- Followers of a local spiritual leader lived in a bunker below a mosque in the city of Kazan.
- The children had been forced to live in squalid conditions with no access to the outside world.
Russian police have freed more than a dozen children who were being held in underground isolation by a Muslim sect in Kazan, in the eastern republic of Tartarstan.
Some of the 60 members of the religious group, followers of a local spiritual leader, had lived for more than a decade in a bunker below a mosque in the city, the police said.
The children had been forced to live in squalid conditions with no access to the outside world.
The bunker was discovered in police searches of Islamic organizations in the city following twin attacks last month on moderate clerics.
"The children are living in unsanitary conditions. There is a lack of ventilation. The premises are like monks' cells," police investigator Ranis Bakhitov said.
"Based on the evidence of police officers, all the children require medical attention."

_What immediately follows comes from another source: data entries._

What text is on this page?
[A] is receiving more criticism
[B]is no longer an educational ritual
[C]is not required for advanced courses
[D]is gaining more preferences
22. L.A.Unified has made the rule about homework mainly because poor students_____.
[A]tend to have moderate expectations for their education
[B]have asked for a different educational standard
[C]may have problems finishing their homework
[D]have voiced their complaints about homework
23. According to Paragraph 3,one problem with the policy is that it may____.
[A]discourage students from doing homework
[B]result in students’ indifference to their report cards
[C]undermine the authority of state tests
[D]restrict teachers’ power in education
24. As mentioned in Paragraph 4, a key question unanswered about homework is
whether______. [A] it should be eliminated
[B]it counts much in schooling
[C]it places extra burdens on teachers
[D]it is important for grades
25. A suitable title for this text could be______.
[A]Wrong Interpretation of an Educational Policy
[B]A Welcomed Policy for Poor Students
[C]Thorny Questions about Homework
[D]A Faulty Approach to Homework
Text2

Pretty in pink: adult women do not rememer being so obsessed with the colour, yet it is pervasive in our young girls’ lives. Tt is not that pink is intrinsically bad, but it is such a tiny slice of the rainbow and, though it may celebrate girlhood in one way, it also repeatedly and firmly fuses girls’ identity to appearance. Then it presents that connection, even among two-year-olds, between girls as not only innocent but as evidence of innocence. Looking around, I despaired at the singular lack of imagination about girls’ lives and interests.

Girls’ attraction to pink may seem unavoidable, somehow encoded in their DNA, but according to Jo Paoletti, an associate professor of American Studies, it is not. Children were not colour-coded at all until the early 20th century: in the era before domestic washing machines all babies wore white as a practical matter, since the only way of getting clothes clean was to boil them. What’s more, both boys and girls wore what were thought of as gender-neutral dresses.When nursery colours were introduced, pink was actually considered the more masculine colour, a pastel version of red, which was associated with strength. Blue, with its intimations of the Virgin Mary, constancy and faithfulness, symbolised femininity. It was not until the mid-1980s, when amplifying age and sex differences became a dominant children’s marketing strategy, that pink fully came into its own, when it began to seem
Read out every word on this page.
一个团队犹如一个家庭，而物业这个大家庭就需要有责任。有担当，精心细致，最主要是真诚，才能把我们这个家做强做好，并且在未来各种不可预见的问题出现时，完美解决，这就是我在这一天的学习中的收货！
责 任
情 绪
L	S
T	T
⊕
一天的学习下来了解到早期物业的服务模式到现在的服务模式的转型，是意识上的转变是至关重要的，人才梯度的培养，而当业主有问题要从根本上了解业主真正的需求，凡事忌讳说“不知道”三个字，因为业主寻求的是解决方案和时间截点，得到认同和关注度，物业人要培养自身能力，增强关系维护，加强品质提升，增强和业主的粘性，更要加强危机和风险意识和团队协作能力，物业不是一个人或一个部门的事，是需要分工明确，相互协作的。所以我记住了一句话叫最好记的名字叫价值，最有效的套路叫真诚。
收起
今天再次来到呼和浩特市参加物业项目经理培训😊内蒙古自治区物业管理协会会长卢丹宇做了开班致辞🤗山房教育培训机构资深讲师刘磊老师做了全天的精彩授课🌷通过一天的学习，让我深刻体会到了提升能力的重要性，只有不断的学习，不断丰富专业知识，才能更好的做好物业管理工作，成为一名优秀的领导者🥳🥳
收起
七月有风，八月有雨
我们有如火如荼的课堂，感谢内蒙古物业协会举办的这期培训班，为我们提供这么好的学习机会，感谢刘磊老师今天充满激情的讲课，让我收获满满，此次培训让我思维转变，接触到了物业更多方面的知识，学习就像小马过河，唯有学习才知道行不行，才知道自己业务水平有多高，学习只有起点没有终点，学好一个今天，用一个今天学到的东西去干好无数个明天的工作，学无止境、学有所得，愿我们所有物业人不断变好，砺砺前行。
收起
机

"During the search we found that the building was two story. Below it was a cellar where we found people were living," said Bakhitov in a video released by the local interior ministry.
"The space was built as a labyrinth. There are rooms measuring two by three meters," (six feet by 10), he said.
The police said they had established that around 60 people were living in the underground quarters, including 15 children.
The group's 85-year-old leader, Faizrakhman Satarov, declared himself a prophet in 1964, the ministry said.
In 1996, Satarov acquired land for an Islamic school and built living quarters there where "gradually all the members of the sect moved to live permanently," police said.
"Faizrakhman's supporters lead a closed way of life, not leaving their shelter without extreme necessity," the ministry said.
"The children of the commune grew up in the same conditions. They did not go to educational and medical institutions, which is the most severe breach of children's rights."
Police said they had opened a criminal case against Satarov for his "arbitrariness" in running the compound, a crime that carries a prison term of up to six months.
They also opened separate investigations into members' failure to carry out their obligations as parents.
The attacks on July 19 targeted Tatarstan's chief Muslim cleric, Ildus Faizov, who survived a car bombing, while his one-time deputy was killed in a shooting.
A militant this month claimed the attack in a video posted online. Tatarstan is often held up as an example of religious tolerance.